Written by:Linda Ashman

Illustrated by:Christine Robinson

Before Reading

Preview and Predict

Look at the cover illustration, and read the teaser on the jacket flap. Ask your child to summarize what s/he thinks the book will explore. Ask questions about illustrations and descriptions you see. For example:

The title of this book is "Rain!" Do you think it will be about the rain itself or a story that takes place during the rain?

Do you like rainy days? Do you like them more or less than sunny days? Why?

What do you think will happen in this story based on the pictures we have seen so far?

Just by looking at the pictures, what do you predict the older man in this story will
be like? List three words to describe him.

As You Read

Build Language 

In Rain!, there are very few words used. Instead of typical vocabulary building activities that use words on the page, try using expressions on face, so engage your child in building vocabulary. The first time you (or your child) read the book, simply read it entirely without stopping, unless your child needs help or asks a specific question. On subsequent readings, ask your child to tell you how a character is feeling, based on his/her facial expressions. For example, “After the man refuses to take the boy’s cookie, how do you think the boy looks?” Your child might say, “confused” or “sad.” Help him/her develop vocabulary by coming up with a list of synonyms for the first word stated, to better describe the person’s emotion.

Sight Words: For new or emerging readers, make sure to identify words that come up
often in this book. In particular, “rain” and “ribbit,” along with other common phrases.


Monitor Comprehension

This book is full of emotions! Make sure to connect the characters’ reactions and emotions to your child’s everyday life. Has your child ever tried to share with someone and been met with resistance? Does your child have older friends or grandparents? How do they act in comparison to the gentleman in this story? How does it feel for your child to make a happy or positive connection with others, like the boy does with the man in the end of the story?

After Reading

Make Connections

To ensure comprehension, ask your child about what happened in the book. Help him/her paraphrase what happened in the story. Ask your child the following questions after finishing to further explore his/her understanding of the book:

What was your favorite part of the story? Why?

The little boy and the old man have different reactions to the rain. What are those reactions? Why do you think they were so different?

The boy loves to pretend that he is a frog. Do you ever like to pretend that you’re an animal or someone other than you are? If so, who or what, and why that animal?

Now that you have read this story, is there anything that you will do or think about differently than before you read it?

In the end, the man’s opinion of the rain and his outlook become much more positive! How do you think the boy helped with that?

Revisit the question you answered before reading the book about one of the characters. Were you right? Now that you have read the book, what three words would you use to describe that character?

Extending the Story



Take a walk outside in your neighborhood or backyard. Look at everything you see. Ask your child to list what s/he sees, including everything big and small. That means a blade of grass, a slide, the sky, a dog, a building, or a sidewalk.

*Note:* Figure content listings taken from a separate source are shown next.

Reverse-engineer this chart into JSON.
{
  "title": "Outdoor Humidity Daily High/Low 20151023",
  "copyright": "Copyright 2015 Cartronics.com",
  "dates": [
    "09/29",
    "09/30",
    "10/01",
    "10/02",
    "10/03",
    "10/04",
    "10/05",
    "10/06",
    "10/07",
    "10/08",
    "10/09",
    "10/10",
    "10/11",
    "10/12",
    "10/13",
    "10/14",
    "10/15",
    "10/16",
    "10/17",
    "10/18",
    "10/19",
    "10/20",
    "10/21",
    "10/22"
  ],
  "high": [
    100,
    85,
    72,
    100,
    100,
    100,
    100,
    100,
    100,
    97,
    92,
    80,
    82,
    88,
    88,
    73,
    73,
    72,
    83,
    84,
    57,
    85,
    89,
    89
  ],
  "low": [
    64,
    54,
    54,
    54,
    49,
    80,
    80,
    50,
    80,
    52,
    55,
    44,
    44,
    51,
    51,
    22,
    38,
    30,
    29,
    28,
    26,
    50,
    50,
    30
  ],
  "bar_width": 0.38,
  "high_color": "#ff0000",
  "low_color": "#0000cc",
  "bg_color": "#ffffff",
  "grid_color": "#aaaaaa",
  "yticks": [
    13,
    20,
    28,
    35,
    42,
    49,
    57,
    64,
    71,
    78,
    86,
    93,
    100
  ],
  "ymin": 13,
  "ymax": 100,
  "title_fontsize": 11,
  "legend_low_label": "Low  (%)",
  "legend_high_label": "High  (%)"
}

Now, remind your child about the book, Rain!, and how the boy and the man view the
rain so differently. This meant they had a different perspectives on the exact same thing.

Next, ask your child to choose one of the things s/he listed. What does your child think
about that thing? How might someone or something else view it differently? For example, “Look at that blade of grass? What do you think about grass? What do you think an ant or a small insect thinks about it?” “How would you like to be on the top of that tall building? How do you think that is different or similar to the perspective of a window washer?” And so on. Extend this to your conversations with your child about things that happen with his/her friends and even at school. When your child tells you a story from his/her perspective, use this tool to help your child view the situation from another person’s shoes. By using this when reading books and in real life, you can help build your child’s analytical skills and compassion!